Assuming the coordinate system is established with the x-axis parallel with the ramp you would use the following:

W = F*d where

F = Fgravityx + Ff where

Fgravityx = mgsin(25)

Ff = u*N and

u = coefficient of friction
N = mgcos(25)

W = d(Fgravityx + Ff)

Hope this helps

 

[anyone1979]

Thank you for replying me.

The second statement is (Work = friction force * distance * cos 25 degrees)

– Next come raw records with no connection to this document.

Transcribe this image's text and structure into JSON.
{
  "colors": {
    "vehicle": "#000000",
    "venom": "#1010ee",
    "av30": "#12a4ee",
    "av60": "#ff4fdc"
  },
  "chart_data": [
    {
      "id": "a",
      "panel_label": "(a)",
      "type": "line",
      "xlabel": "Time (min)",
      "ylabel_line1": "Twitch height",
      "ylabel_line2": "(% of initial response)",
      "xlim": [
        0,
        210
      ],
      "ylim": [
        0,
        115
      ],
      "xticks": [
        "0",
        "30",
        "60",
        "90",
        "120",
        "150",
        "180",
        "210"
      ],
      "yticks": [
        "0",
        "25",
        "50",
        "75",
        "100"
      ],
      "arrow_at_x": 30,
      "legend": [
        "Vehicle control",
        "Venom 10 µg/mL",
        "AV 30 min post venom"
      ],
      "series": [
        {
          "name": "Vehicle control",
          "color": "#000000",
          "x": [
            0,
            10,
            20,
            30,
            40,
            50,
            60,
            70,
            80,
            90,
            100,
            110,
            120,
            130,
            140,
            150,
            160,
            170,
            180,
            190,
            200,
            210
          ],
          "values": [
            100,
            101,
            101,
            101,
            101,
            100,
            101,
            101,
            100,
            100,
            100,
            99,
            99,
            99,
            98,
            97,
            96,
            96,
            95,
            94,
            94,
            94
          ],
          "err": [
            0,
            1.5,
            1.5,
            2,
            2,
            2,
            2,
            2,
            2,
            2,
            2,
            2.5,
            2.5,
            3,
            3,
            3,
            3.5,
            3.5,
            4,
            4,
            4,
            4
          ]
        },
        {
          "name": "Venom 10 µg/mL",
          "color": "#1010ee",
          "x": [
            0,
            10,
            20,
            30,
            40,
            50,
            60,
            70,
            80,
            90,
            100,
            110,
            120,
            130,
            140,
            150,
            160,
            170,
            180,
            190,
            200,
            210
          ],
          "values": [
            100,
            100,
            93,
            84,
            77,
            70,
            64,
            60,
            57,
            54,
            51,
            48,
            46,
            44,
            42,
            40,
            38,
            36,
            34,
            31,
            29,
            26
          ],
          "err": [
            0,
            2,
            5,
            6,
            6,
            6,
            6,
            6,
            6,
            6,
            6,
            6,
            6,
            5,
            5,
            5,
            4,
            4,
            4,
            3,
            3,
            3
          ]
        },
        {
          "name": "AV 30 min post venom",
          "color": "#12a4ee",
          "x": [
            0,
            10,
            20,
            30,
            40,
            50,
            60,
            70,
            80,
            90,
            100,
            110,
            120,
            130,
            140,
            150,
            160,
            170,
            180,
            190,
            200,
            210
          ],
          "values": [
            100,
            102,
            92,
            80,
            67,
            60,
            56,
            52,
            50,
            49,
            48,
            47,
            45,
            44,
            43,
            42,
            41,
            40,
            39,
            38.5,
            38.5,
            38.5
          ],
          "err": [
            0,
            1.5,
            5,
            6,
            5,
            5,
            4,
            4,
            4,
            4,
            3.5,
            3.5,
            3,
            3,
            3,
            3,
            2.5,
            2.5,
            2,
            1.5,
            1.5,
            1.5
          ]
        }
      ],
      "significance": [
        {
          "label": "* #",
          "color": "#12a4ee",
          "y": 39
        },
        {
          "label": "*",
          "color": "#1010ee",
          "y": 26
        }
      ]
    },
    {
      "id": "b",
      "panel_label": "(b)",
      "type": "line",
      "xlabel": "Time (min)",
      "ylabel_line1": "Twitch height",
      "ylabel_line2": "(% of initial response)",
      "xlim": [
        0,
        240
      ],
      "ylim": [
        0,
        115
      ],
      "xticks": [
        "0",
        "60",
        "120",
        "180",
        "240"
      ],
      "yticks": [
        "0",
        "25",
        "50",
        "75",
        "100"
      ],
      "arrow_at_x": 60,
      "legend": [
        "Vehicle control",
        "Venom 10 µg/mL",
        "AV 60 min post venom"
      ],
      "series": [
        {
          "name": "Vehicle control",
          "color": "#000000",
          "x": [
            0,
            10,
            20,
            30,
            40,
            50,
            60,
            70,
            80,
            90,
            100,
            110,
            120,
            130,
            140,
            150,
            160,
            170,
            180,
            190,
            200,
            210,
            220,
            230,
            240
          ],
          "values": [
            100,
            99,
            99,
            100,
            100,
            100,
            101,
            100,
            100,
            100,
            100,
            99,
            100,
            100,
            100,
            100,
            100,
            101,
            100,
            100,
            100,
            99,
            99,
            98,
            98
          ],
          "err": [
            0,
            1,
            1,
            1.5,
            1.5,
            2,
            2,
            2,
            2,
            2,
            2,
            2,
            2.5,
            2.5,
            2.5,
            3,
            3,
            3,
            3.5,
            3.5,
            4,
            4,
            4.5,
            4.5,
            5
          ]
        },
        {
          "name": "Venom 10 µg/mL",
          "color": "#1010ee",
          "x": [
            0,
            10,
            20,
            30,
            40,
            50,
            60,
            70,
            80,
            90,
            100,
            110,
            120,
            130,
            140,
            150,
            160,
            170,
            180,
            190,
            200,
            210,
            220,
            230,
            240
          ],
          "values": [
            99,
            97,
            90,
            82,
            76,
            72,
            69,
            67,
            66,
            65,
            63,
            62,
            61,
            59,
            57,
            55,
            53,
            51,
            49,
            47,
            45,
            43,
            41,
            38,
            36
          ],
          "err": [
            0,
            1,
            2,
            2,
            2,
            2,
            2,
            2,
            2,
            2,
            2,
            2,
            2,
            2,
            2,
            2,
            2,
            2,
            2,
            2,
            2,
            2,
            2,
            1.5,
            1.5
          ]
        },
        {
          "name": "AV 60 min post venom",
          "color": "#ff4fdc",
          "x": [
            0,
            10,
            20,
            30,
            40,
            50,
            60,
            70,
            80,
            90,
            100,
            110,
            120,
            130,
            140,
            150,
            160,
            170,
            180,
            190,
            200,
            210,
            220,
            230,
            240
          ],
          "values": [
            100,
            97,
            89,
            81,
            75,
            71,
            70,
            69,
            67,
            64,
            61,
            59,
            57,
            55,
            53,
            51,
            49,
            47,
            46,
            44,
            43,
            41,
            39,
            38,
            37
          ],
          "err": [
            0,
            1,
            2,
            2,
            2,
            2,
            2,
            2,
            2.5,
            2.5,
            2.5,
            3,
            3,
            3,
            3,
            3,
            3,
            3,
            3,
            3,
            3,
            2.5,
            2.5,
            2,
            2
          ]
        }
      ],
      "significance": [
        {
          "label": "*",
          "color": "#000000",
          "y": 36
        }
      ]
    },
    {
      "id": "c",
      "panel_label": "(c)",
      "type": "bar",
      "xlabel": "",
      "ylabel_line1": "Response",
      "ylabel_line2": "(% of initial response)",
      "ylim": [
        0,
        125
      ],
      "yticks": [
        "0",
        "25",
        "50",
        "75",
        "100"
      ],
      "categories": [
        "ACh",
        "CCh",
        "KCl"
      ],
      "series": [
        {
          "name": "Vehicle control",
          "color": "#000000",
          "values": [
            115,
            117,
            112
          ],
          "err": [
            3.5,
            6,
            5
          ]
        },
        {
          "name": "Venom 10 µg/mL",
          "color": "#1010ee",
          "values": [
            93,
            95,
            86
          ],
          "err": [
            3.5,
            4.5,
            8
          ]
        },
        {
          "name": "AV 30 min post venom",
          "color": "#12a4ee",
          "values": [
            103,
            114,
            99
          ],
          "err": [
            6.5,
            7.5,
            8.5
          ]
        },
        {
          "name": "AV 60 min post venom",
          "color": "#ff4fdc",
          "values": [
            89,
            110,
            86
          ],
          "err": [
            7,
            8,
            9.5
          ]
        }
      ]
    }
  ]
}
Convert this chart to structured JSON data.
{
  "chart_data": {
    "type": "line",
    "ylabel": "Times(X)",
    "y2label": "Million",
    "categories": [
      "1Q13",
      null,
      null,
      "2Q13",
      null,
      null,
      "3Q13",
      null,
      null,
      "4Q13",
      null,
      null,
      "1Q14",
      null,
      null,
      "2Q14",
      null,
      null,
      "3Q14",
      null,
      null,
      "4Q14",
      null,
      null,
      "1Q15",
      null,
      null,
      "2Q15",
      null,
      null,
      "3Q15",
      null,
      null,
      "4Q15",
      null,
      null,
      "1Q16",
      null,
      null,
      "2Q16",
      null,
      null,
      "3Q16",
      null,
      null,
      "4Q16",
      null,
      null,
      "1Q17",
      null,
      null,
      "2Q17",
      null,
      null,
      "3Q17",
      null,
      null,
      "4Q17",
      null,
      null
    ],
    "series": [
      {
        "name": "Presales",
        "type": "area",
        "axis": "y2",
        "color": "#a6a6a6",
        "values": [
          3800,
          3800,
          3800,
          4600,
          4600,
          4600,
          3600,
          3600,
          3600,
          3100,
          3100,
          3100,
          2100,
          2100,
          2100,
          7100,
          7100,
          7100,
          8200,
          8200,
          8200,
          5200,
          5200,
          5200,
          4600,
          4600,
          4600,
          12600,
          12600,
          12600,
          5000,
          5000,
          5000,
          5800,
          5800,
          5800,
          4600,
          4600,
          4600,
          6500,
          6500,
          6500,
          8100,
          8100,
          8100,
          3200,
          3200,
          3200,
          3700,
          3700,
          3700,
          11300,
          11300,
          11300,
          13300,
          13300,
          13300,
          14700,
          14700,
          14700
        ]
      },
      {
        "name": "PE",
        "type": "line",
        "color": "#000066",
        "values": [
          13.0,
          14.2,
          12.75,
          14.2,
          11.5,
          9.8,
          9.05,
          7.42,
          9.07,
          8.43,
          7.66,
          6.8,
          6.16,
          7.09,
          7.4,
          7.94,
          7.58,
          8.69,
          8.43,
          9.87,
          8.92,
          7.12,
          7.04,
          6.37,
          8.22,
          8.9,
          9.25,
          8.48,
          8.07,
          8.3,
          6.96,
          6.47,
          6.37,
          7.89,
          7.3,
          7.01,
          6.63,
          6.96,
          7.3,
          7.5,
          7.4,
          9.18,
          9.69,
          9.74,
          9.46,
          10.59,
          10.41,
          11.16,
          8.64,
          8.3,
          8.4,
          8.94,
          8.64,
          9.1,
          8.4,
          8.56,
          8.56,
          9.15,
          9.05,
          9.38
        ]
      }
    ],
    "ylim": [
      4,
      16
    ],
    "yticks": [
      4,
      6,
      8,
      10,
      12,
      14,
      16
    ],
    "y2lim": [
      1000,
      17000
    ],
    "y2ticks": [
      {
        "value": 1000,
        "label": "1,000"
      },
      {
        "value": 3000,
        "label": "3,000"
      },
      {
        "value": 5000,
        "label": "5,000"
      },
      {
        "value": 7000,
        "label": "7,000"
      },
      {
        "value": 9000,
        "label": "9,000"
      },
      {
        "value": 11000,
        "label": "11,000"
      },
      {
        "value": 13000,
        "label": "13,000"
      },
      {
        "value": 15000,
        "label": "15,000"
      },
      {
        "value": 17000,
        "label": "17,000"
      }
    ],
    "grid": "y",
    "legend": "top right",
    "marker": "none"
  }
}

When I get the answer, I found the total work done by adding the work done by friction and the work done by the force to get the total work done.

Is that right?

 

[mgb_phys]

Work is always force * distance.
The easiest way is to consider both the force to overcome friction * the 100m distance
Plus the vertical force (weight) * the vertical displacement ( 100m * sin(25) )

 

[CCdragonlord]

After a few rotations, the dragon has the same radius of rotation, but a shorter tail (period). Explain what effect this would have on the horizontal force acting on Jam:

 

[anyone1979]

Thank you all so much.
Correct me if I am wrong.

Isn't Wgravity = mgh
and h = d sin(25)?

That should make Wnet = Wgravity + Wf + Wfk
Which should give you negative for Wnet, but work cannot be negative?

 

[photonsquared]

The work is due to the Force of gravity plus the Force of friction. Not sure what your third force is in your equation. Your equation is correct for the force due to gravity.

 

[anyone1979]

Thank you for replying back so quick.
I am a little confused, the question asked to assume that you apply the force parallel to the plane. So I made the constant force applied equal to the distance (100N).
So, that third force was the work done by the force applied. Am I reading the question right, or should I remove the third force?